Doing it my way
October 23, 2007
It’s every writer’s dream to kiss the 9-to-5 goodbye for a full-time seat in front of the computer in pjs and total bliss. I will make that leap in about two months. I’ll welcome in the new year as the CEO of my own life. While I can appriciate the touch of romance this concept has to it, I am under no delusions as to what becoming a full-time writer will be like.
The idea that I will be responsible for every dollar I make scares the hell out of me.I’ll have to pay my own health insurance, pension fund and a host of other bills my employers helped make happen each month. Now it is just me and I worry about my savings carrying me through until the next paycheck, which in the writing world can take forever. I have enough saved to live the same lifestyle for a year, barring any unforseen emergencies. If something does happen, I’ll find a way to deal with it. While I’m aware of the many obstacles I’ll have to face, I do not dwell on them because I believe strongly in the law of attraction.

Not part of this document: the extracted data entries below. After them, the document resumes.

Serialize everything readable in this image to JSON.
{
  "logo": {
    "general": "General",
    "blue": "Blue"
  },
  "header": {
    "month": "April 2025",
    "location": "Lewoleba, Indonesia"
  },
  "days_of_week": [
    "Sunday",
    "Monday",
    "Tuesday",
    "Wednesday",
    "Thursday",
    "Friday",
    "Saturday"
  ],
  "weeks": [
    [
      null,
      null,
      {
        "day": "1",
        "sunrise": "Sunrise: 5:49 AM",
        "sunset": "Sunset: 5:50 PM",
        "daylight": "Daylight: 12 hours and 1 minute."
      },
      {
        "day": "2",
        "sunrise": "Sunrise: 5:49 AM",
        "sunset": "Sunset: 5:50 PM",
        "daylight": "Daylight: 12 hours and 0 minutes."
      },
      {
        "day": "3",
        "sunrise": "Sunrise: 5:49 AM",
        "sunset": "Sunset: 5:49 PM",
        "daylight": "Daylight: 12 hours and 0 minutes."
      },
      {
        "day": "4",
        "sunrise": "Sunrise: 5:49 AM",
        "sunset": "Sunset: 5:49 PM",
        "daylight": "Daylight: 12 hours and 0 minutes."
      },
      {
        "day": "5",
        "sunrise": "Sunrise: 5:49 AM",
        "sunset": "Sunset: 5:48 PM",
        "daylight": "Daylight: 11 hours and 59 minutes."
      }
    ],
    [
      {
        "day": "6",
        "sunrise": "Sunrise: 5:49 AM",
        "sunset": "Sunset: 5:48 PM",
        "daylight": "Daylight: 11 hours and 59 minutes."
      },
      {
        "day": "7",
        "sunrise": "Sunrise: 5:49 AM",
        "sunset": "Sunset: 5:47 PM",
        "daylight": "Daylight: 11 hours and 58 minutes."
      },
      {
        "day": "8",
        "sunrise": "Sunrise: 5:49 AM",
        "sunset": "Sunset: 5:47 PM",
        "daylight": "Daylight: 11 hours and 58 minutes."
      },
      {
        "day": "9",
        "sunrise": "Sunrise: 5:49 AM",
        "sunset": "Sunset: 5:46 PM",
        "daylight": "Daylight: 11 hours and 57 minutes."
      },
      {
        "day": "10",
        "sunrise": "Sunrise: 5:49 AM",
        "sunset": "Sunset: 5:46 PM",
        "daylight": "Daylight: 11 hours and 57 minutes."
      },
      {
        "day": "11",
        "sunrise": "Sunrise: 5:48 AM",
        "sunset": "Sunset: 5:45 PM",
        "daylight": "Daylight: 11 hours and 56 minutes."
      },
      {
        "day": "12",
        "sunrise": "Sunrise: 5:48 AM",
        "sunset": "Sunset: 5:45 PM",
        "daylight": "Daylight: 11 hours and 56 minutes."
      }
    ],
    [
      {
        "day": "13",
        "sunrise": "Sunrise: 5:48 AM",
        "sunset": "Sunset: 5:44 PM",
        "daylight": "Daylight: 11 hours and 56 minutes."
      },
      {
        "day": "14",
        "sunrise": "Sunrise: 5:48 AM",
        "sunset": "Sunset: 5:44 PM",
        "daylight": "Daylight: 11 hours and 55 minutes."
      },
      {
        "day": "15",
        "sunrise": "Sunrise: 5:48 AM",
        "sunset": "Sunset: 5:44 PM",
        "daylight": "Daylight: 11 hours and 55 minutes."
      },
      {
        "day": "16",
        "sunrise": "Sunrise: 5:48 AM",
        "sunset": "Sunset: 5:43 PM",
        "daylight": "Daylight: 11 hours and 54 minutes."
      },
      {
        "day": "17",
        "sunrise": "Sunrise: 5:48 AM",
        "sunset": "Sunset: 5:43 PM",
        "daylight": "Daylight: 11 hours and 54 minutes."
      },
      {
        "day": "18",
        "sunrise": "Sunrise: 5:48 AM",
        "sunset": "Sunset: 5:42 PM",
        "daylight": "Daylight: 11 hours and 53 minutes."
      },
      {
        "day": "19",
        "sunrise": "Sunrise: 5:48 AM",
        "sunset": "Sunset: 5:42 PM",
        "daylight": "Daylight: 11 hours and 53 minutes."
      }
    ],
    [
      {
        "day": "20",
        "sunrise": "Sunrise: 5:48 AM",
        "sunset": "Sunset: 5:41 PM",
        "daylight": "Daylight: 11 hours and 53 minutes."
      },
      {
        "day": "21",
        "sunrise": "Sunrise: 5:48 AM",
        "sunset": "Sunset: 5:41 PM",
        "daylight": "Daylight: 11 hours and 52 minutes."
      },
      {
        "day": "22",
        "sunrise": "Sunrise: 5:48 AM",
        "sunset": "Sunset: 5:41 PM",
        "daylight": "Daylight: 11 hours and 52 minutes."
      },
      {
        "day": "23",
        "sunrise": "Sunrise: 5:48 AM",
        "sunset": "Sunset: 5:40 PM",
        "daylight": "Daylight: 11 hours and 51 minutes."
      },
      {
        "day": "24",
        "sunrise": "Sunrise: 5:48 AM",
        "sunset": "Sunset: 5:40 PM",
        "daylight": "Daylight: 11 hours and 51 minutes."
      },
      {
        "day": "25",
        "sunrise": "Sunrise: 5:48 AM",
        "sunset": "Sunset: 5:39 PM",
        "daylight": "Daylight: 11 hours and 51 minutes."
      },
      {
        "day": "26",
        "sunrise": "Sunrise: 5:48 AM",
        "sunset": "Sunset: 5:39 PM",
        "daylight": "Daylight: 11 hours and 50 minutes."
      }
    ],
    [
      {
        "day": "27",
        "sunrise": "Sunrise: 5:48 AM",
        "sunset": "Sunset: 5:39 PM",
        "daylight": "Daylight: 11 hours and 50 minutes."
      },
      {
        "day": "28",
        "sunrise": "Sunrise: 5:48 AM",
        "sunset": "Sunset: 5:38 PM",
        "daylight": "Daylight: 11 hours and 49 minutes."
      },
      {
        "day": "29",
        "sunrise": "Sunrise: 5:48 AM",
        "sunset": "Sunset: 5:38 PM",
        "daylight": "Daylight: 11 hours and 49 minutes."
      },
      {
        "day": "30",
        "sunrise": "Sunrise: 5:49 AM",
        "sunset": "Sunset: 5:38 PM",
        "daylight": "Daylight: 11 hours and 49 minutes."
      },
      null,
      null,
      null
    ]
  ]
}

There are many reasons people opt to work for someone else and if you love your job it’s great. But for people like me, there are no other options, it’s do or die and working for someone else for the rest of my life would kill me. Not physically but spiritually and emotionally. The bigger risk to me is not taking a chance on myself, but not taking a chance on myself.

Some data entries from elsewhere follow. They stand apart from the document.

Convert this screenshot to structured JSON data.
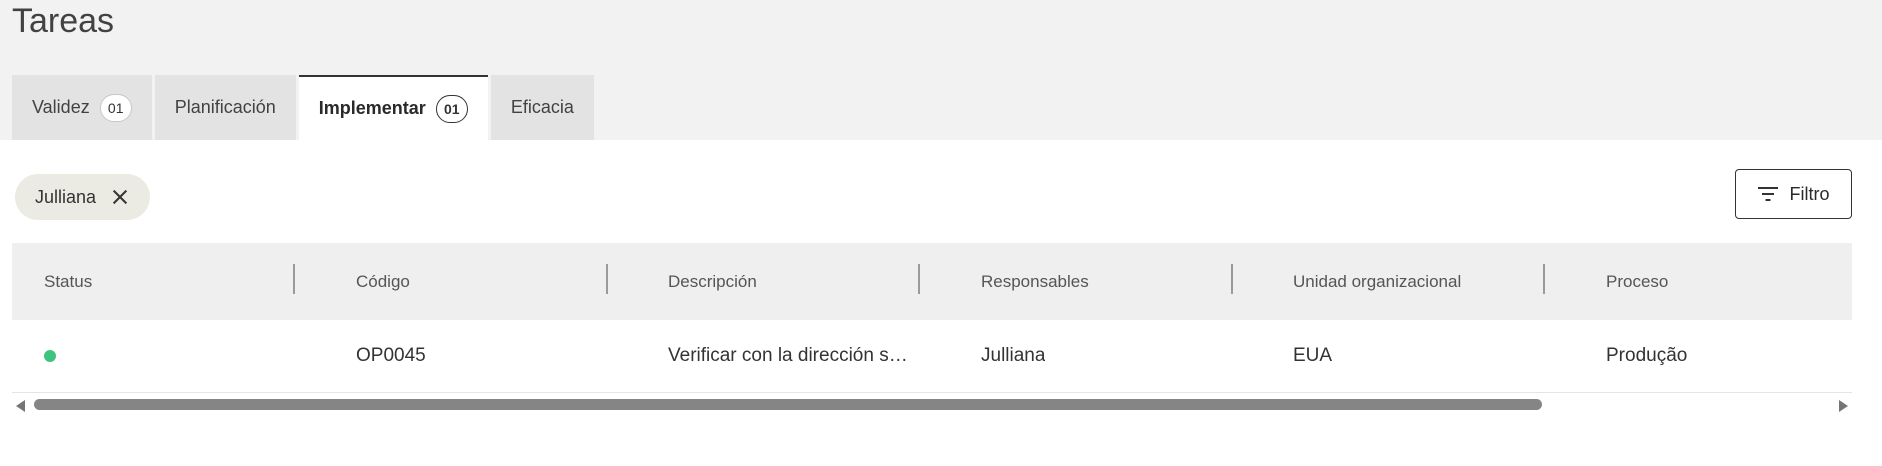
{
  "page": {
    "title": "Tareas"
  },
  "tabs": [
    {
      "label": "Validez",
      "badge": "01",
      "active": false
    },
    {
      "label": "Planificación",
      "badge": "",
      "active": false
    },
    {
      "label": "Implementar",
      "badge": "01",
      "active": true
    },
    {
      "label": "Eficacia",
      "badge": "",
      "active": false
    }
  ],
  "filters": {
    "chip_label": "Julliana",
    "button_label": "Filtro"
  },
  "table": {
    "columns": [
      "Status",
      "Código",
      "Descripción",
      "Responsables",
      "Unidad organizacional",
      "Proceso"
    ],
    "rows": [
      {
        "status": "green",
        "codigo": "OP0045",
        "descripcion": "Verificar con la dirección s…",
        "responsables": "Julliana",
        "unidad": "EUA",
        "proceso": "Produção"
      }
    ]
  },
  "colors": {
    "status_active": "#3fc47e",
    "header_bg": "#f2f2f2",
    "chip_bg": "#ebebe3"
  },
  "icons": {
    "chip_remove": "close-icon",
    "filter": "filter-lines-icon",
    "scroll_left": "arrow-left-icon",
    "scroll_right": "arrow-right-icon"
  }
}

I am at the perfect time in my life to do this. I have no one other than myself to think of. I don’t want to wait until I have a family to support or wait twenty years and wonder what the hell happened to my life. At the end of my life I’d rather kick myself for my mistakes than be riddled with regret over the chances I didn’t take. Don’t want to wonder what if when I have no time or means left to find out.
Every time I let the fear set in a little voice reminds me: “If not you, who? If not now, when?”